シムコー・リトル・シアターは、3月公演としてトニー賞受賞作『CHESS:ザ・ミュージカル・イン・コンサート』に挑みます。
音楽はABBAで知られるベニー・アンダーソンとビヨルン・ウルヴァース、作詞はティム・ライス(『ジーザス・クライスト・スーパースター』『ヨセフと不思議なテクニカラー・ドリームコート』『ライオン・キング』)が手がけています。『CHESS』は、緊迫したドラマ、力強い音楽、そして時代性を帯びた政治的駆け引きを融合させた作品です。
*アンディ・ドミニック(左、アナトリー・セルギエフスキー役)、ブリタニ・ハミルトン(フローレンス・ヴァッシー役)、そしてデヴィン・フランス(フレデリック・トランパー役)が、3月にシムコー・リトル・シアターによって上演される『チェス:ザ・ミュージカル・イン・コンサート』のキャストを率います。
写真:アンドリュー・ドミニック/提供写真
プロの公演から地域のコミュニティ公演に至るまで、そのスコアは高く評価されており、「ワン・ナイト・イン・バンコク」「アンセム」「アイ・ノウ・ヒム・ソウ・ウェル」といった壮大なアンセム(名曲)が含まれています。
物語は冷戦時代の国際CHESS選手権を背景に展開します。『CHESS』は、アメリカ人とロシア人という二人のライバル選手を描き、CHESS盤上での戦いが、思想、忠誠心、権力をめぐるより大きな対立を映し出していきます。
*3月にシムコー・リトル・シアターによって上演される『CHESS:ザ・ミュージカル・イン・コンサート』のキャストには、ステファニー・グラント(前列左)、エマ・ブラウン、ヴァレリー・カーディナル、アレックス・バーナード;ジャック・ヴェリップス(中列左)、サラ・グレンジ、ロス・ハンナ、アンディ・ドミニック、ルーク・ハミルトン、J.P.アントナッチ;デヴィン・フランス(後列左)とブリタニ・ハミルトンが名を連ねています。
写真:アンドリュー・ドミニック/提供写真
物語の中心には、才気あふれる女性戦略家をめぐる三角関係があります。三人はそれぞれ、自己のアイデンティティ、個人の自由、そして野心の代償という問いに向き合うことになります。
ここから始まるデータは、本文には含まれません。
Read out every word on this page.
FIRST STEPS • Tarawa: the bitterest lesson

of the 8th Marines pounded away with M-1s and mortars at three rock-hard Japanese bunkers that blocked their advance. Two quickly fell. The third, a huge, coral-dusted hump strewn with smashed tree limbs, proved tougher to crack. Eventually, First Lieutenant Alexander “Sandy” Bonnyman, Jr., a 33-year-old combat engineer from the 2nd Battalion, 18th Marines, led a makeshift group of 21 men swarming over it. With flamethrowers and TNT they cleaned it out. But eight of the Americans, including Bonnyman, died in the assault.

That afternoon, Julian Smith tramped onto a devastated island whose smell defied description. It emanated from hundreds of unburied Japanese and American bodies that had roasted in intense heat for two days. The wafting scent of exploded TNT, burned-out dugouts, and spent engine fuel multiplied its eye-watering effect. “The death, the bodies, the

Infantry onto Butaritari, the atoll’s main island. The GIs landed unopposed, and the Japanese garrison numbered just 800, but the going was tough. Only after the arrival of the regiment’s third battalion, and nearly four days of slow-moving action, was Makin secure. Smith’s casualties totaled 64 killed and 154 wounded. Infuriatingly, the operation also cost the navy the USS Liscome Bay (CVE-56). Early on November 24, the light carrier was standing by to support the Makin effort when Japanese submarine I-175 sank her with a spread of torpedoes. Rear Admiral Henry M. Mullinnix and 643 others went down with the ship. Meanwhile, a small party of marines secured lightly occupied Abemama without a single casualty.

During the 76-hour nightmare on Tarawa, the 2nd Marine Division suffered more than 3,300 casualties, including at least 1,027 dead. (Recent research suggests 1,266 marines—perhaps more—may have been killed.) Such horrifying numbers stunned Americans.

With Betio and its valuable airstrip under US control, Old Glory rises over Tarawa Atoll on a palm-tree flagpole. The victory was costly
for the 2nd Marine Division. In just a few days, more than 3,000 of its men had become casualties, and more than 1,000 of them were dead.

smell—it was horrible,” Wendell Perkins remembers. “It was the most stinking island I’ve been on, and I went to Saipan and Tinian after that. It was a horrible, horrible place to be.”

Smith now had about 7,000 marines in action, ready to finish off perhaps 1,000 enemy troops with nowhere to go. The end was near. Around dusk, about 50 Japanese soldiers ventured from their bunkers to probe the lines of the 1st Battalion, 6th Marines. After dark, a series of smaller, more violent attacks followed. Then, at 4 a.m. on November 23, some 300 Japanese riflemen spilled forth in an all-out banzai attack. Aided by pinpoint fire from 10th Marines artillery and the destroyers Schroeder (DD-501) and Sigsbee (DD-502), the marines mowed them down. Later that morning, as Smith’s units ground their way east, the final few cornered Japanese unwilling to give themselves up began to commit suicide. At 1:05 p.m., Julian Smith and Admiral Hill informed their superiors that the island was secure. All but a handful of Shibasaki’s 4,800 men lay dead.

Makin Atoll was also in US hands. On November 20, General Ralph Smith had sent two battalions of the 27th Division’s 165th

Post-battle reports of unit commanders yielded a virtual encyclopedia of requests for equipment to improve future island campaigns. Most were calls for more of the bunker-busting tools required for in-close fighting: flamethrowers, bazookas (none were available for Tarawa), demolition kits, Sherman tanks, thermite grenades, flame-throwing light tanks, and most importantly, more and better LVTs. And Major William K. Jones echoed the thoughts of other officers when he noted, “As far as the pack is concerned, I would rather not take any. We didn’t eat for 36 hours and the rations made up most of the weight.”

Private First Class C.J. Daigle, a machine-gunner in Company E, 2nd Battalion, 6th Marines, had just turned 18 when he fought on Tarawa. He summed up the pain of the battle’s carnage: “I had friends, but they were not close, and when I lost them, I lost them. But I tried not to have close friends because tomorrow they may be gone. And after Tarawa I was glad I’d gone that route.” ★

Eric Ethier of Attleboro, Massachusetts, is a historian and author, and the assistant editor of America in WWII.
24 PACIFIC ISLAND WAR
本作は、チェスの試合を超大国間の対立、個人的なライバル関係、そしてロマンスのメタファー(比喩)として用い、忠誠、裏切り、アイデンティティといったテーマを探求します。登場人物たちは、それぞれの祖国からの強い圧力と、自らの心の葛藤の中で揺れ動きます。
最終的に『CHESS』は、CHESS盤が単なるゲームではなく、個人的な情熱と世界規模の権力闘争の戦場となる、ドラマティックなロック・オペラなのです。
シムコー公演はアンディ・ドミニックの演出で上演されます。彼は『フローズン・イン・タイム』でクリストフ役としてカナダをパートタイムでツアーし、ライトハウス・フェスティバルの主任技術者も務めています。
今回シムコー・リトル・シアターでは新たに、『CHESS』を「イン・コンサート」形式で上演します。これは演劇的な舞台装置を最小限に抑え、楽曲とボーカルに重点を置いた上演形式を意味します。この形式により、小規模な劇場でも、舞台の大きさやコミュニティ劇場の制作予算に合わせて、大作ミュージカルを柔軟に上演することが可能になります。
公演日は、3月5日・6日・12日・13日の午後19時30分開演、3月7日・8日・14日・15日の午後14時開演です。
🎭 Simcoe Little Theatre とは?



シムコー・リトル・シアターは、カナダ・オンタリオ州ノーフォーク郡シムコーにある地域密着型のコミュニティ劇場です。地元の俳優・スタッフ・ボランティアによって運営されており、演劇文化の普及と地域交流を目的としています。
🏛 基本情報
- 所在地:カナダ・オンタリオ州シムコー
- 形態:非営利のコミュニティシアター
- 運営:地域ボランティア中心
- 上演作品:ストレートプレイ、コメディ、ミュージカルなど幅広いジャンル
🎶 特徴
- 地元住民が出演・制作に参加する“参加型劇場”
- 比較的小規模な客席で、観客との距離が近い
- 予算や舞台規模に合わせた工夫ある演出(例:「イン・コンサート」形式の上演)
今回上演される『CHESS: The Musical in Concert』のように、大作ミュージカルを“コンサート形式”で上演することで、楽曲の魅力を最大限に届ける試みも行なっています。